2 Responses to “The Lean Intranet: Intranet 2.0 and Intranet 3.0”

  1. Andrew Jung Says:

    I think my previous comment got lost in the submission. Sorry if it duplicates with this.

    Just wanted to thank you for your articles on the Lean Intranet. It has given me some good thing to think about with our Portal redevelopment project here.

    I was wondering if you had any thoughts of how this Lean approach could or should apply or be adjusted for a portal site that is used a means for our users on campus to get to various resources of information hosted around the university websites. Our portal is currently mainly a series of static channels that provide links to information that they seek, however as mentioned in your article the user often suffers from information overload.

    It is interesting in surveys and card sorts that I’ve done that users often tell me that “I just want to use the portal to this” or “that” and that everything else is just junk to me or doesn’t belong in the portal. We are now thinking of integrating the “portal” into the Internet site and moving those resources that are more thought of as “informational” to the static part of the Internet site, and the tasked based interactions to a customizable page for the users.

    The struggle is how do we provide the information to the users without killing them with it.
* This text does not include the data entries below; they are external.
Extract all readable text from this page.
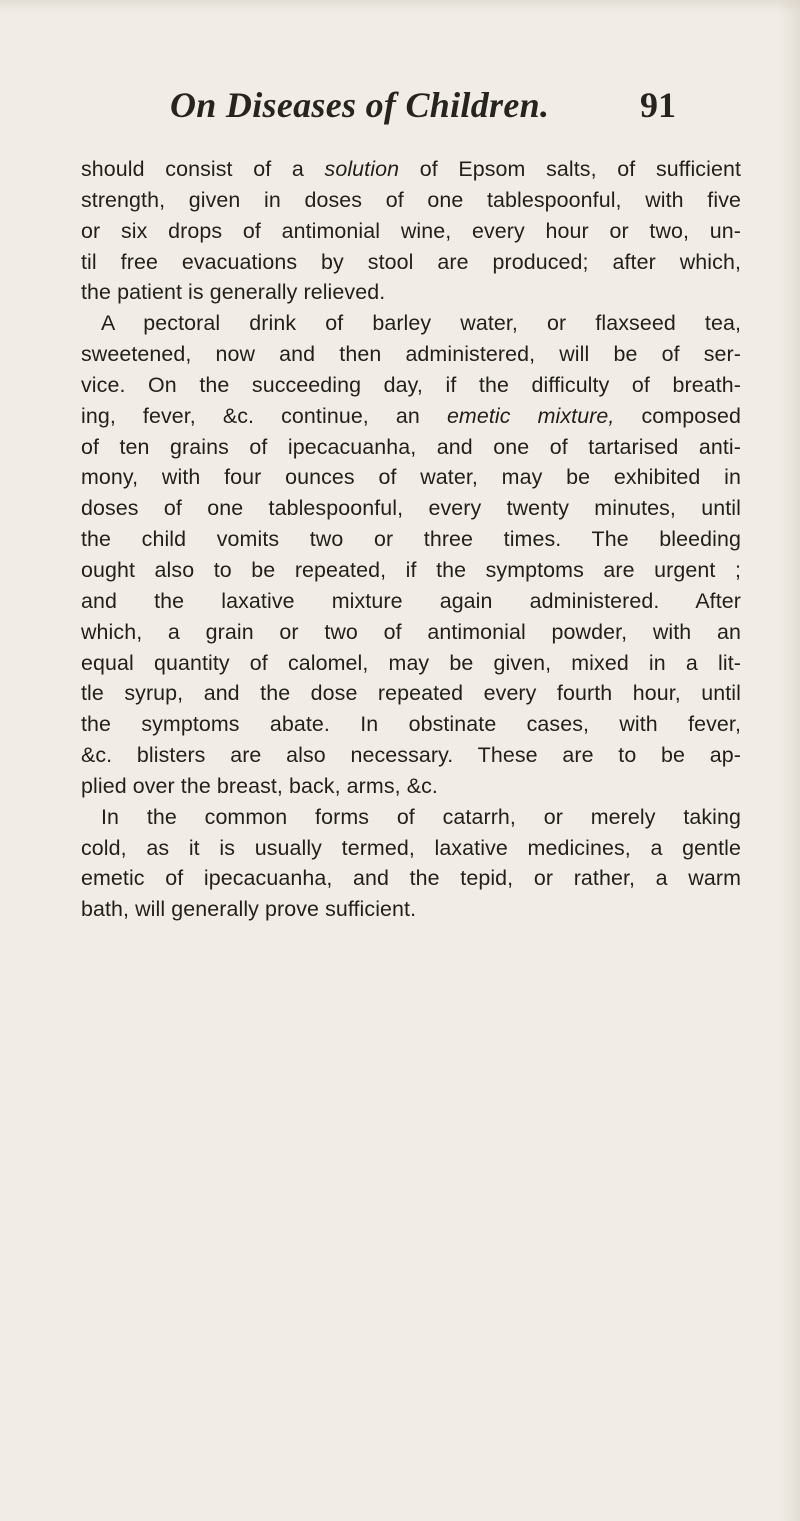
On Diseases of Children.	91
should consist of a solution of Epsom salts, of sufficient
strength, given in doses of one tablespoonful, with five
or six drops of antimonial wine, every hour or two, un-
til free evacuations by stool are produced; after which,
the patient is generally relieved.
A pectoral drink of barley water, or flaxseed tea,
sweetened, now and then administered, will be of ser-
vice. On the succeeding day, if the difficulty of breath-
ing, fever, &c. continue, an emetic mixture, composed
of ten grains of ipecacuanha, and one of tartarised anti-
mony, with four ounces of water, may be exhibited in
doses of one tablespoonful, every twenty minutes, until
the child vomits two or three times. The bleeding
ought also to be repeated, if the symptoms are urgent ;
and the laxative mixture again administered. After
which, a grain or two of antimonial powder, with an
equal quantity of calomel, may be given, mixed in a lit-
tle syrup, and the dose repeated every fourth hour, until
the symptoms abate. In obstinate cases, with fever,
&c. blisters are also necessary. These are to be ap-
plied over the breast, back, arms, &c.
In the common forms of catarrh, or merely taking
cold, as it is usually termed, laxative medicines, a gentle
emetic of ipecacuanha, and the tepid, or rather, a warm
bath, will generally prove sufficient.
I like the idea of a 20/80 approach, but would love to here how you would apply the things discussed in your articles to portal sites and dealing with an institution that is by nature siloed and somewhat decentralized.

    Cheers, Andrew.

  2. patrick c walsh Says:

    Andrew,
    Thanks. I’ve had to have a good think about your comment. In order to work effectively the Lean Intranet must be holistically managed and well resourced. However I also realise that for many intranet teams they will want to know what they can do now to start improving things.

    In a recent presentation I stated that ‘Lean’ is not a destination but a journey and the longest journey, it is said, starts with a single step. If the major problem identified in the Lean Intranet approach is content then think about what you can do to better control it. Even if what you can do in fairly limited it will still be an improvement. Even small improvements will build up over time so long as you know where you are headed (see the post on Kaizen).
    However you have got me thinking and I feel that you may see a post on your question fairly soon!